Harga mendekati zona support kritis di mana sebagian besar pemegang jangka panjang sebelumnya mengakumulasi. Breakdown pada level ini dapat membuka pintu untuk pergerakan menuju $50.000.
Penjualan institusi menambah risiko penurunan
Pengurangan 1% dalam treasury Bitcoin [BTC] korporat baru-baru ini terjadi di tengah tekanan yang meningkat, termasuk kewajiban utang dan kelemahan pasar yang terus-menerus. Meskipun ukurannya moderat, pergeseran ini patut diperhatikan mengingat orientasi jangka panjang yang biasanya dimiliki oleh pemegang institusional.
Pengungkapan terbaru yang dilacak oleh AMBCrypto menunjukkan bahwa setidaknya empat entitas korporat mengurangi eksposur Bitcoin mereka antara Maret dan awal April.
Mara Holdings memimpin penjualan, melikuidasi 15.133 BTC senilai lebih dari $1 miliar pada Maret. Riot Platforms dan Empery Digital menyusul, melepas gabungan 2.295 BTC senilai sekitar $156 juta per 2 April.
Meskipun ada penjualan ini, entitas korporat masih mengontrol sekitar 1,16 juta BTC, bernilai sekitar $77 miliar. Namun, posisi yang cukup besar ini semakin rentan karena Bitcoin diperdagangkan di dekat basis biaya agregat dari kelompok pemegang jangka panjang kunci—yang tumpang tindih dengan level akumulasi institusional.
Basis biaya pemegang jangka panjang menjadi fokus
Data on-chain dari UTXO Realized Price Age Distribution menyoroti perkembangan kritis. Metrik ini melacak harga perolehan rata-rata Bitcoin di berbagai periode kepemilikan, memberikan wawasan tentang posisioning investor.

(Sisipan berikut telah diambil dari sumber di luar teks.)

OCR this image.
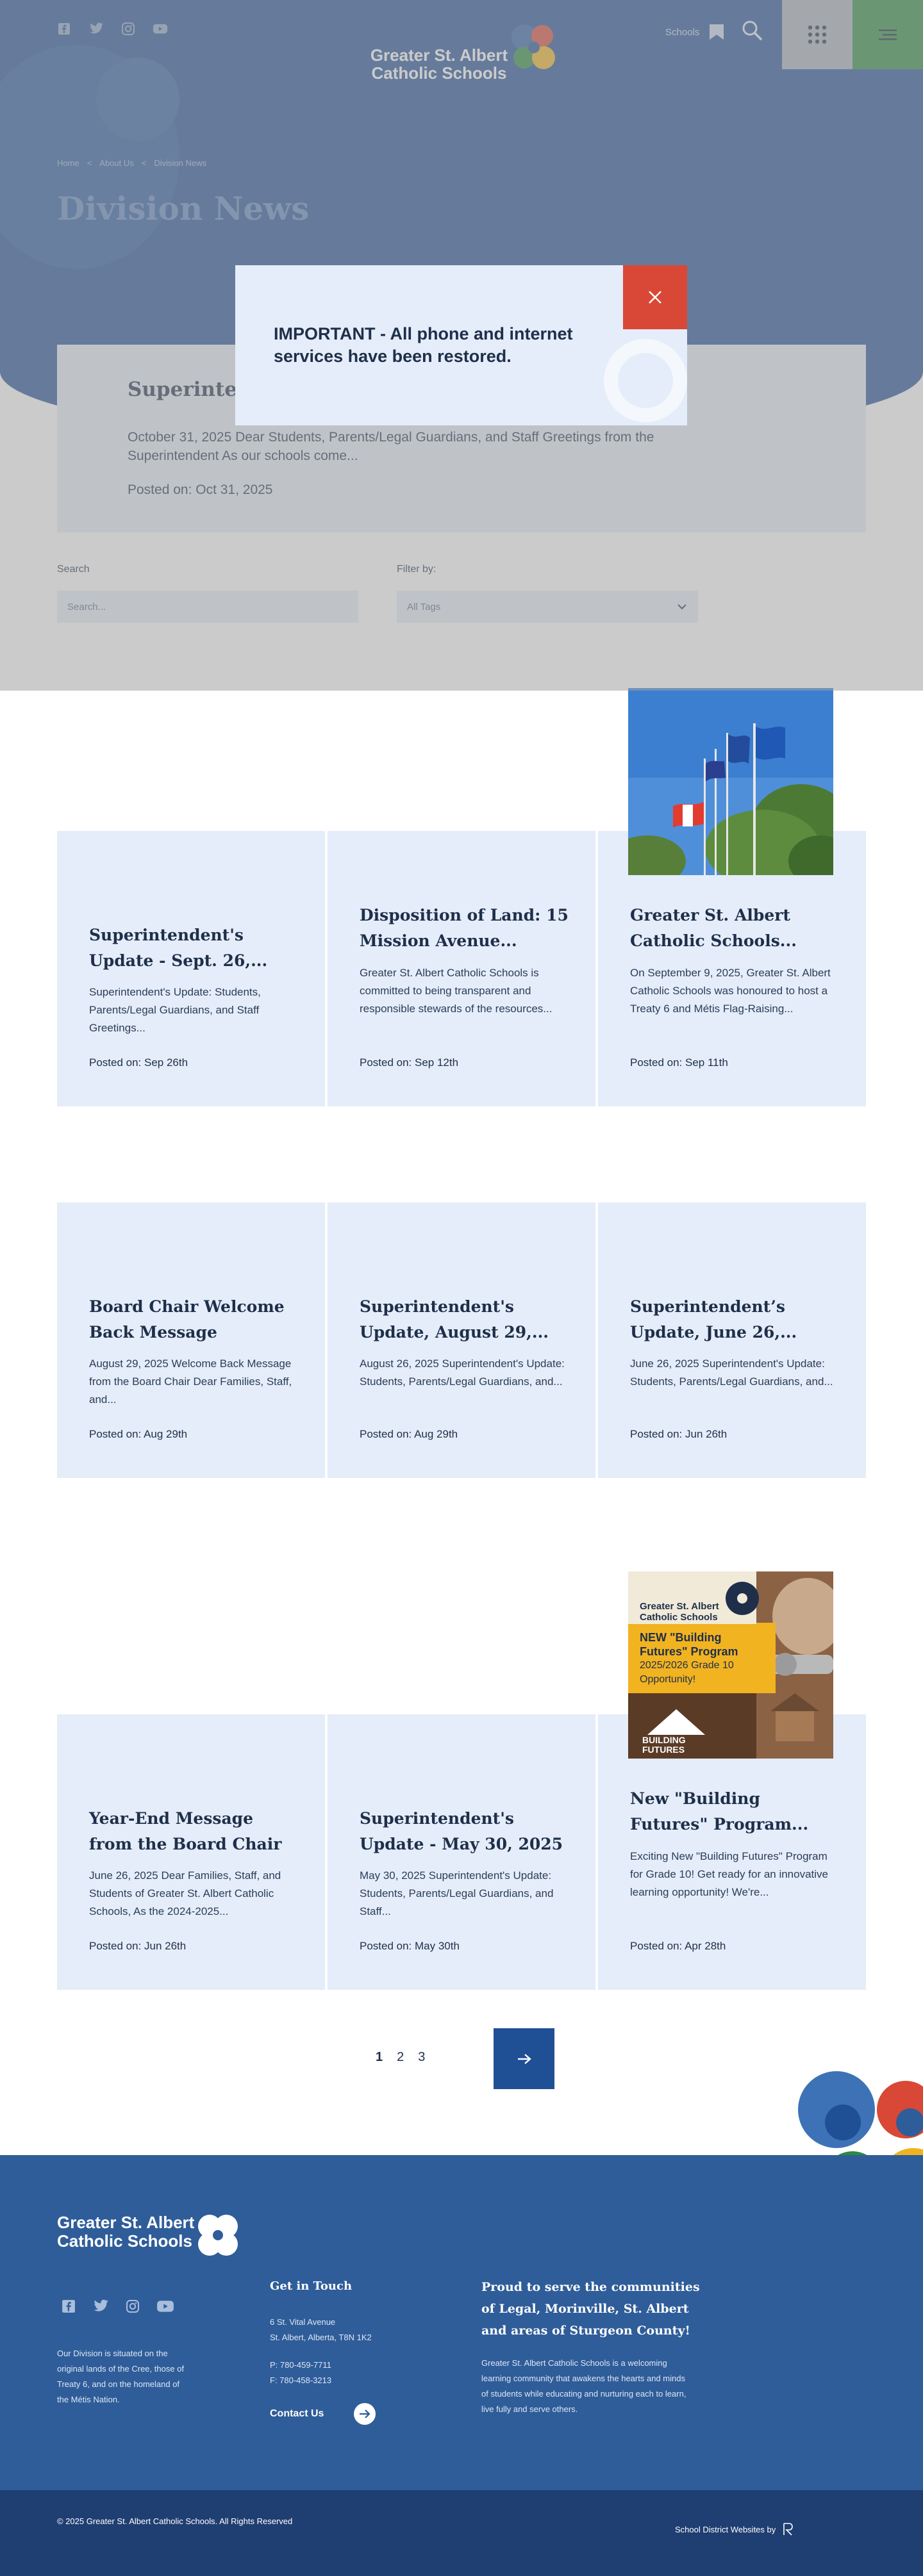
IMPORTANT - All phone and internet services have been restored.
Superintendent's Update - Sept. 26,...

Superintendent's Update: Students, Parents/Legal Guardians, and Staff Greetings...

Posted on: Sep 26th
Disposition of Land: 15 Mission Avenue...

Greater St. Albert Catholic Schools is committed to being transparent and responsible stewards of the resources...

Posted on: Sep 12th
Greater St. Albert Catholic Schools...

On September 9, 2025, Greater St. Albert Catholic Schools was honoured to host a Treaty 6 and Métis Flag-Raising...

Posted on: Sep 11th
Board Chair Welcome Back Message

August 29, 2025 Welcome Back Message from the Board Chair Dear Families, Staff, and...

Posted on: Aug 29th
Superintendent's Update, August 29,...

August 26, 2025 Superintendent's Update: Students, Parents/Legal Guardians, and...

Posted on: Aug 29th
Superintendent’s Update, June 26,...

June 26, 2025 Superintendent's Update: Students, Parents/Legal Guardians, and...

Posted on: Jun 26th
Year-End Message from the Board Chair

June 26, 2025 Dear Families, Staff, and Students of Greater St. Albert Catholic Schools, As the 2024-2025...

Posted on: Jun 26th
Superintendent's Update - May 30, 2025

May 30, 2025 Superintendent's Update: Students, Parents/Legal Guardians, and Staff...

Posted on: May 30th
New "Building Futures" Program...

Exciting New "Building Futures" Program for Grade 10! Get ready for an innovative learning opportunity! We're...

Posted on: Apr 28th
Greater St. Albert
Catholic Schools
NEW "Building
Futures" Program
2025/2026 Grade 10
Opportunity!
BUILDING
FUTURES
1 2 3
Greater St. Albert
Catholic Schools
Our Division is situated on the original lands of the Cree, those of Treaty 6, and on the homeland of the Métis Nation.
Get in Touch
6 St. Vital Avenue
St. Albert, Alberta, T8N 1K2
P: 780-459-7711
F: 780-458-3213
Contact Us
Proud to serve the communities of Legal, Morinville, St. Albert and areas of Sturgeon County!
Greater St. Albert Catholic Schools is a welcoming learning community that awakens the hearts and minds of students while educating and nurturing each to learn, live fully and serve others.
© 2025 Greater St. Albert Catholic Schools. All Rights Reserved
School District Websites by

Data saat ini menunjukkan Bitcoin mendekati basis biaya $63.049 untuk pemegang yang mengakumulasi antara 18 bulan dan dua tahun yang lalu. Level ini sekarang bertindak sebagai titik infleksi potensial.
Dengan Bitcoin diperdagangkan di $66.794, margin di atas basis biaya kohor ini telah menyempit secara signifikan. Pergerakan yang berkelanjutan ke bawah dapat mendorong pemegang ini ke dalam kerugian, meningkatkan kemungkinan penjualan defensif.
Pemegang jangka pendek menyajikan lapisan risiko tambahan. Investor yang memasuki pasar dalam sebulan terakhir tetap sangat sensitif terhadap volatilitas dan lebih cenderung keluar dari posisi di bawah tekanan, memperkuat momentum penurunan.
Metrik Net Unrealized Profit/Loss (NUPL) memperkuat tren ini. Pada 0,6, ini menunjukkan kompresi tajam dalam keuntungan yang belum direalisasi di seluruh jaringan.
Seiring profitabilitas menurun, probabilitas kapitalisasi meningkat, terutama jika harga terus melemah.
Aliran modal yang lemah membatasi potensi pemulihan
Data struktur pasar menunjuk ke kendala lain: aliran masuk modal yang terbatas.
Aktivitas pasar spot menunjukkan permintaan yang tertekan dalam beberapa bulan terakhir. Bitcoin mencatat sekitar $8,04 miliar dalam pembelian Spot selama 120 hari terakhir, dengan hanya $6,17 miliar mengalir dalam 90 hari terakhir.
Tingkat permintaan ini tetap tidak cukup untuk menyerap tekanan penjualan yang berkelanjutan atau mendukung pemulihan yang kuat.
Pada saat yang sama, ketidakpastian makro terus membebani sentimen risiko. Ketegangan geopolitik yang sedang berlangsung dan ketidakstabilan ekonomi global telah membuat investor mengadopsi sikap yang lebih hati-hati, mengurangi alokasi modal ke aset berisiko seperti Bitcoin.
Kecuali aliran masuk menguat secara signifikan, pasar mungkin kesulitan untuk stabil, membuat Bitcoin terbuka untuk penurunan lebih lanjut dalam jangka pendek.
Ringkasan Akhir
- Entitas publik dan swasta telah memangkas sekitar 1% dari kepemilikan Bitcoin mereka seiring tekanan penjualan meningkat.
- Bitcoin sekarang diperdagangkan mendekati basis biaya investor yang mengakumulasi antara 18 bulan dan dua tahun yang lalu, meningkatkan risiko penurunan.